Predators lurk on social media; this Florida bill might save kids
A beautiful woman with long blond hair and a blank smile sits in front of her computer. As comments flick across the screen, she begins to gesture and speak in a robotic tone: “Ice cream so good. Yeehaw, yes yes yes. Grrrr. Gang gang. Ice cream so good. Yes popcorn, yes popcorn.” It is a five-hour livestream, and she does not break character once as subscribers to her channel – many of whom are minor children – pay money to watch her “glitch.”
This is NPC (non-playable character) content on TikTok, and it came for your kids in the summer of 2023.
What most parents don’t know (unless they spend unhealthy hours researching internet trends on the internet) is that NPC content is firmly rooted in online kink and fetish communities. Individuals seek sexual gratification by “controlling” the NPC “character” on screen; when she is paid money, she “glitches” for the consumer using mannerisms that resemble NPCs in popular video games.
To the casual viewer, and to the majority of kids watching these livestreams, it’s simply weird and mesmerizing. They have no idea they’re engaged in a communal act of sexual gratification and social decay.
Children are not consuming the product; the product is consuming them. This is why House Bill 1 was introduced: to prevent kids who are 15 and under from having social media accounts and falling prey to an endless cycle of deranged beauty trends, sexual predation, and harassment online.
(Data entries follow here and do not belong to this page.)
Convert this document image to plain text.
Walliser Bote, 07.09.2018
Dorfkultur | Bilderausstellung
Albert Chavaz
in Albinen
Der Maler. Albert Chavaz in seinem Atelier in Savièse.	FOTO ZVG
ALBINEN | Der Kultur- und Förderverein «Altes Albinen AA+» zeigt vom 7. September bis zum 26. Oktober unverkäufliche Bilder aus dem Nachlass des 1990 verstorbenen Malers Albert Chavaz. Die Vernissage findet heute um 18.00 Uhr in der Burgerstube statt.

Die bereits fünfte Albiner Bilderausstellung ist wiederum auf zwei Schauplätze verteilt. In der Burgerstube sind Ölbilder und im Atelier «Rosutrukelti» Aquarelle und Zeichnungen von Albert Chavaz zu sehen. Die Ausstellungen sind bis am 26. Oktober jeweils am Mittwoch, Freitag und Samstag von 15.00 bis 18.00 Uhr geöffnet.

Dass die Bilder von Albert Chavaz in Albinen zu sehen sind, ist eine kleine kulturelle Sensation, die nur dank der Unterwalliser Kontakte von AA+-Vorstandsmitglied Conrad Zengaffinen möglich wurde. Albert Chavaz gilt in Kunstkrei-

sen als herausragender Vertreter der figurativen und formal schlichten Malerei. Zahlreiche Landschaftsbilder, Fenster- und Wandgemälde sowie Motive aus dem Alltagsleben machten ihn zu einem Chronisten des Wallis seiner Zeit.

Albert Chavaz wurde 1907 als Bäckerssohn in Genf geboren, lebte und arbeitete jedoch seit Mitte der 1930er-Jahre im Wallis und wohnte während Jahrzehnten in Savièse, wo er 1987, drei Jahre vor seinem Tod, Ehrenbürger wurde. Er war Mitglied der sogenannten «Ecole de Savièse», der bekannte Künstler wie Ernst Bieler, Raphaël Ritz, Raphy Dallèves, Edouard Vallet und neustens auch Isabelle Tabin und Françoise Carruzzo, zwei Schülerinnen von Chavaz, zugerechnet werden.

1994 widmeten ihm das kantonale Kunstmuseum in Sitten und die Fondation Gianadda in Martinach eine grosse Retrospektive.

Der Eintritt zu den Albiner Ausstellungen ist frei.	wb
Yet some have argued that the bill is an overreach that would undermine parents’ rights to control their children’s social media use.
“Parental rights” has become a cynical political framing lately – a shortcut to calling out the “other side” for hypocrisy. But most parents whose young teens are on social media don’t want it that way. Instead, they feel powerless to stop it in the absence of institutional support. That support won’t come from the companies themselves, because they are making far too much money selling your children garbage online.
So while House Bill 1 might have First Amendment implications, it is a stretch to claim it meaningfully impinges on parents’ rights. Struggling to regulate a tween’s internet usage is a “parental right” that no parent ever asked for, and social media companies should have implemented these restrictions years ago. Back in 2017, the Florida legislature created a task force to examine why the rates of childhood Baker Acts (involuntary mental health holds) were increasing so much faster than the state population. The task force held several meetings, collected a lot of data, and received input from many stakeholders and experts. But ultimately, they couldn’t determine the root causes of why so many more kids were ending up in psych wards. They said there were too many “data gaps.” This need for more data is a can with an indefinite kick life.
We don’t need to keep kicking the can when it comes to kids and social media. Professor Jonathan Haidt and many others have done extensive research on the relationship between childhood social media use and adverse mental health outcomes. We can always use more information on the topic, but we have enough to act. The stakes are too high, and 16 isn’t an unreasonable age limit.
Are there potential benefits to social media use for younger children? Of course, although very few they can’t derive IRL.
It is clear that list of benefits will never be long or substantial enough to counterbalance the heinous consumerism, developmental delays, attention erosion, and sexual predation that we know belong on the side of costs.
The irony of social media is that it leaves kids feeling lonely. We have an urgent social responsibility to fix that problem, and I am curious to see whether legislation can be an effective tool.